Note this makes the case of a cancel work while the destination
is alive, and it already works if the destination is
truly dead.  Note it doesn't fix the case where the destination
is hung (we get stuck waiting for the rdma_disconnect event).

Signed-off-by: Dr. David Alan Gilbert <dgilbert@redhat.com>
---
 migration/rdma.c | 4 +++-
 1 file changed, 3 insertions(+), 1 deletion(-)

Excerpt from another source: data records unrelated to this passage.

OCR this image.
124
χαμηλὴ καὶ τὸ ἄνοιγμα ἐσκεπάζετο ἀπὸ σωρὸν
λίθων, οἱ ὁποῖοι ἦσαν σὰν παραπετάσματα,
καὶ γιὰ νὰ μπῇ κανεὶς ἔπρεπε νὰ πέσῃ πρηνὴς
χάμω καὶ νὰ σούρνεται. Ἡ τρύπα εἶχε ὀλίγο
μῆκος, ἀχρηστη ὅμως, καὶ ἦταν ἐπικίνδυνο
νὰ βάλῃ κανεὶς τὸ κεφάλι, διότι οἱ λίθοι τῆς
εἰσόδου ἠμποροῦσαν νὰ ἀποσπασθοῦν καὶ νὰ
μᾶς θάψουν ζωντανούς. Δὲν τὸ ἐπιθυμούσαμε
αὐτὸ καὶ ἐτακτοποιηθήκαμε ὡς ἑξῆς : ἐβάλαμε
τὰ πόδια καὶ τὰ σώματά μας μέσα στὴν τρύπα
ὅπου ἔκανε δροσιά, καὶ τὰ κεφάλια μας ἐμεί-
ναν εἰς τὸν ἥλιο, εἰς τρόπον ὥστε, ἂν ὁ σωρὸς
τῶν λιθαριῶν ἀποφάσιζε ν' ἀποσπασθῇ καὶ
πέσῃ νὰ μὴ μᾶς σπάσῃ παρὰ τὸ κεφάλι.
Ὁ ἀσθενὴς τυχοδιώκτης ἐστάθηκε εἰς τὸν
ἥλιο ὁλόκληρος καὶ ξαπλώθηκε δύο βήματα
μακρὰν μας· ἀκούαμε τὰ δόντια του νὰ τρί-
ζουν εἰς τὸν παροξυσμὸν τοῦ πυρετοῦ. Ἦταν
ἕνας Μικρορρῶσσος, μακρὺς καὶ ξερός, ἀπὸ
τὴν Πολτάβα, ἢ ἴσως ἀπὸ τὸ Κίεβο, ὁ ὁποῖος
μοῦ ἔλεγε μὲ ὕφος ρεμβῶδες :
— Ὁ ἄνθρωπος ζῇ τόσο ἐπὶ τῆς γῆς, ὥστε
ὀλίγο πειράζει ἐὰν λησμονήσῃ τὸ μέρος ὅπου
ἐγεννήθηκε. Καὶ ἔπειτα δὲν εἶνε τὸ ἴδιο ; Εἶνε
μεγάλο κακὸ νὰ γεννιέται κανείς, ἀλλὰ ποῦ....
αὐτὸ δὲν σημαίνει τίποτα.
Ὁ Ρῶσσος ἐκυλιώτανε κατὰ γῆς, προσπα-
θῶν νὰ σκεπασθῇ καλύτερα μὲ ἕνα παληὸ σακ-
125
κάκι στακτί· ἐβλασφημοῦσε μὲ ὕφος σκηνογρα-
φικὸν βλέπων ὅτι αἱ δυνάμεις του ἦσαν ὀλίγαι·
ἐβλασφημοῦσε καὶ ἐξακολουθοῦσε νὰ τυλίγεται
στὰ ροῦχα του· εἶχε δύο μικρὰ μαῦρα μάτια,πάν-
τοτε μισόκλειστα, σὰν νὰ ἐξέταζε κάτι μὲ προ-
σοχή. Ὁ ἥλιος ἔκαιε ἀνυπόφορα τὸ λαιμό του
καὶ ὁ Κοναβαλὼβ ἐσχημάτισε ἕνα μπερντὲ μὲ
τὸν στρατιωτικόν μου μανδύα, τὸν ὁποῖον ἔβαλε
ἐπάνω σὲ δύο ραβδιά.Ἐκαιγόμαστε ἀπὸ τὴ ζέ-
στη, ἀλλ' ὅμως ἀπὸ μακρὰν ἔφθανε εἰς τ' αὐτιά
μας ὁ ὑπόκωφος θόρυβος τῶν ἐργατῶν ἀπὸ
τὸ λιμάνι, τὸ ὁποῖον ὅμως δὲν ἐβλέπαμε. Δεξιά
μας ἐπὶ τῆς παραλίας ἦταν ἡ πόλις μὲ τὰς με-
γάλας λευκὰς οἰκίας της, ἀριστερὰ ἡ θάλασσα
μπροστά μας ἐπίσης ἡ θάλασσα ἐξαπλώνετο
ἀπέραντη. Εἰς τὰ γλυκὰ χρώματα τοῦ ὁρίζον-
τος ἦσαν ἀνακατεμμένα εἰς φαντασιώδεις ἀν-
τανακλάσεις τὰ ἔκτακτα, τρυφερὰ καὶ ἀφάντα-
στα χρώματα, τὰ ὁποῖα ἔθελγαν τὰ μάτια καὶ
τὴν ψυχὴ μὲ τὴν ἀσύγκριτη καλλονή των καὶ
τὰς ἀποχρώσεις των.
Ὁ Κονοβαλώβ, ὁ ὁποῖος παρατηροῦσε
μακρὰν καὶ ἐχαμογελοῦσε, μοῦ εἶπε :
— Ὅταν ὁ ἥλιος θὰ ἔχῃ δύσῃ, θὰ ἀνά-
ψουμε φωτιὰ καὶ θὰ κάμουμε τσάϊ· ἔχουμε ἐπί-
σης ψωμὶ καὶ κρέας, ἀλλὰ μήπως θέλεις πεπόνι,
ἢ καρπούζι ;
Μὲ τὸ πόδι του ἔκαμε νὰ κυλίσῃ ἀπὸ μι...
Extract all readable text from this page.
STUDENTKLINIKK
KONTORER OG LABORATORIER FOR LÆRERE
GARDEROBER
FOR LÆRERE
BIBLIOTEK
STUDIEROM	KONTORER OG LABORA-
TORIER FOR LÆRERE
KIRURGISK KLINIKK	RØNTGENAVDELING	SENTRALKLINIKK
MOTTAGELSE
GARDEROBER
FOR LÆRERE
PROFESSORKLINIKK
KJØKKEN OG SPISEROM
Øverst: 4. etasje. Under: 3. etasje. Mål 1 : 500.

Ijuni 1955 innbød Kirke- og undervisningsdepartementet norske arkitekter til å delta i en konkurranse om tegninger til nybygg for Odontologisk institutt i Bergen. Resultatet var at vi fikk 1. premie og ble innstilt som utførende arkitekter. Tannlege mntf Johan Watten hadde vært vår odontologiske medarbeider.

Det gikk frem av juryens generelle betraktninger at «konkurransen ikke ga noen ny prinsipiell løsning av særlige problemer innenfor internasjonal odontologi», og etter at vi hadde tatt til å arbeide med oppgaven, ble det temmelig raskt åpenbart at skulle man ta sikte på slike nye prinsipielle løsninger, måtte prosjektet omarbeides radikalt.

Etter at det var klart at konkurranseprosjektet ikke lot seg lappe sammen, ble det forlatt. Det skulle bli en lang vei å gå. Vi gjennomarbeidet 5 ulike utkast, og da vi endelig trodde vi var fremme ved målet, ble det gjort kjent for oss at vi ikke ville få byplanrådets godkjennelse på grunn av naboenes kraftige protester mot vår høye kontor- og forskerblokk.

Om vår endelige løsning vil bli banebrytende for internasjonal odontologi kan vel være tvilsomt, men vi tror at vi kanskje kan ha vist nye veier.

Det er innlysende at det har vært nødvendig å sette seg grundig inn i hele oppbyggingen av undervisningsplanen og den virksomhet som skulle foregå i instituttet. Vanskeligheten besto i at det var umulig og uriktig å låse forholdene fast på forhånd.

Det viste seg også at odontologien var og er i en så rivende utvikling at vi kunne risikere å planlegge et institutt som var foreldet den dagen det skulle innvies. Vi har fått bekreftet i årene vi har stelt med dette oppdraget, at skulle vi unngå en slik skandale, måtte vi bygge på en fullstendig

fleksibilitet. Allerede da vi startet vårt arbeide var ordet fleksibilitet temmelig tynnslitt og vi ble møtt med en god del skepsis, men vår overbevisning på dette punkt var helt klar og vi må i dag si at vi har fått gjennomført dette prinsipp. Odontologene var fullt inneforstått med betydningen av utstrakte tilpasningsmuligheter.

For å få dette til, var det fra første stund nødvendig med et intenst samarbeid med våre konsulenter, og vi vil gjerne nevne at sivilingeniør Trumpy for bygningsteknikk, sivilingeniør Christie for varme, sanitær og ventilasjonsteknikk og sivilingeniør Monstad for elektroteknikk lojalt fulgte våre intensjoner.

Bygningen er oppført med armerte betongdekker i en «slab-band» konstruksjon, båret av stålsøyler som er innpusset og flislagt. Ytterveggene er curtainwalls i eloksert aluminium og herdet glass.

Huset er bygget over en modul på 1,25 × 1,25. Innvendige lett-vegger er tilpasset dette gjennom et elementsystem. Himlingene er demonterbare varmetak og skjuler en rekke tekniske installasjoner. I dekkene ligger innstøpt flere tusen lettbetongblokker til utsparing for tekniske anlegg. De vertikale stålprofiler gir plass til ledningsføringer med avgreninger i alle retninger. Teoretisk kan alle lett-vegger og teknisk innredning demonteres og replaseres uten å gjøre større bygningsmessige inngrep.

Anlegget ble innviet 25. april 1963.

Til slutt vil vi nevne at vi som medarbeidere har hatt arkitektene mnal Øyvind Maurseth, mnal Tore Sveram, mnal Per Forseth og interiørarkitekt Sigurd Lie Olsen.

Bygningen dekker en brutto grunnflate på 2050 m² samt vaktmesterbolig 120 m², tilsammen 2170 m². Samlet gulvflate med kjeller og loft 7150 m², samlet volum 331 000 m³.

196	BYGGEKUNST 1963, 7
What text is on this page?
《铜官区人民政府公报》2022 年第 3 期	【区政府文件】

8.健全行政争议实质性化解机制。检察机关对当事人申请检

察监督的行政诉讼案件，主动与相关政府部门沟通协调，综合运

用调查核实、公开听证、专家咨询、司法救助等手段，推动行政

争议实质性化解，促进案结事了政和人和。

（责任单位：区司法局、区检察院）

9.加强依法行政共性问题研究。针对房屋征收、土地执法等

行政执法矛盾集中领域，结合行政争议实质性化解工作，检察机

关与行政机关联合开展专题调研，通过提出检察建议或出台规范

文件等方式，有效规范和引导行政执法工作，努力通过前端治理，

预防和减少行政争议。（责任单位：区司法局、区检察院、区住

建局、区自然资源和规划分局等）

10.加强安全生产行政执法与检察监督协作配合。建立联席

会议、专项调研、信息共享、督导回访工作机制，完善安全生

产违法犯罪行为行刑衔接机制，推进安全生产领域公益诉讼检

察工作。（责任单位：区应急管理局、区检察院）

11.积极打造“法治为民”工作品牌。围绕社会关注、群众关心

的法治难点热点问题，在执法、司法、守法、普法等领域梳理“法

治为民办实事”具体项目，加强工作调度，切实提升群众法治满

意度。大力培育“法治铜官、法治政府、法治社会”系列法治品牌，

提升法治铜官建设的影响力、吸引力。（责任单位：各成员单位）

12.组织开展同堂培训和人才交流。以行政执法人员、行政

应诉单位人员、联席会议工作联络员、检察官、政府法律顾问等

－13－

diff --git a/migration/rdma.c b/migration/rdma.c
index bfb0a43740..3d17db3a23 100644
--- a/migration/rdma.c
+++ b/migration/rdma.c
@@ -2260,7 +2260,9 @@ static void qemu_rdma_cleanup(RDMAContext *rdma)
     int ret, idx;
 
     if (rdma->cm_id && rdma->connected) {
-        if (rdma->error_state && !rdma->received_error) {
+        if ((rdma->error_state ||
+             migrate_get_current()->state == MIGRATION_STATUS_CANCELLING) &&
+            !rdma->received_error) {
             RDMAControlHeader head = { .len = 0,
                                        .type = RDMA_CONTROL_ERROR,
                                        .repeat = 1,
-- 
2.13.0


Re: [Qemu-devel] [PATCH 5/5] migration/rdma: Send error during cancelling
Posted by Peter Xu 8 years, 7 months ago
On Tue, Jul 04, 2017 at 07:49:15PM +0100, Dr. David Alan Gilbert (git) wrote:
> From: "Dr. David Alan Gilbert" <dgilbert@redhat.com>
> 
> When we issue a cancel and clean up the RDMA channel
> send a CONTROL_ERROR to get the destination to quit.
> 
> The rdma_cleanup code waits for the event to come back
> from the rdma_disconnect; but that wont happen until the
> destination quits and there's currently nothing to force
> it.
> 
> Note this makes the case of a cancel work while the destination
> is alive, and it already works if the destination is
> truly dead.  Note it doesn't fix the case where the destination
> is hung (we get stuck waiting for the rdma_disconnect event).
> 
> Signed-off-by: Dr. David Alan Gilbert <dgilbert@redhat.com>

Looks like we'll print this as well when we cancel the migration
(before sending the RDMA_CONTROL_ERROR):

  error_report("Early error. Sending error.");

But I don't think it really matters. So:

Reviewed-by: Peter Xu <peterx@redhat.com>

> ---
>  migration/rdma.c | 4 +++-
>  1 file changed, 3 insertions(+), 1 deletion(-)
> 
> diff --git a/migration/rdma.c b/migration/rdma.c
> index bfb0a43740..3d17db3a23 100644
> --- a/migration/rdma.c
> +++ b/migration/rdma.c
> @@ -2260,7 +2260,9 @@ static void qemu_rdma_cleanup(RDMAContext *rdma)
>      int ret, idx;
>  
>      if (rdma->cm_id && rdma->connected) {
> -        if (rdma->error_state && !rdma->received_error) {
> +        if ((rdma->error_state ||
> +             migrate_get_current()->state == MIGRATION_STATUS_CANCELLING) &&
> +            !rdma->received_error) {
>              RDMAControlHeader head = { .len = 0,
>                                         .type = RDMA_CONTROL_ERROR,
>                                         .repeat = 1,
> -- 
> 2.13.0
> 

-- 
Peter Xu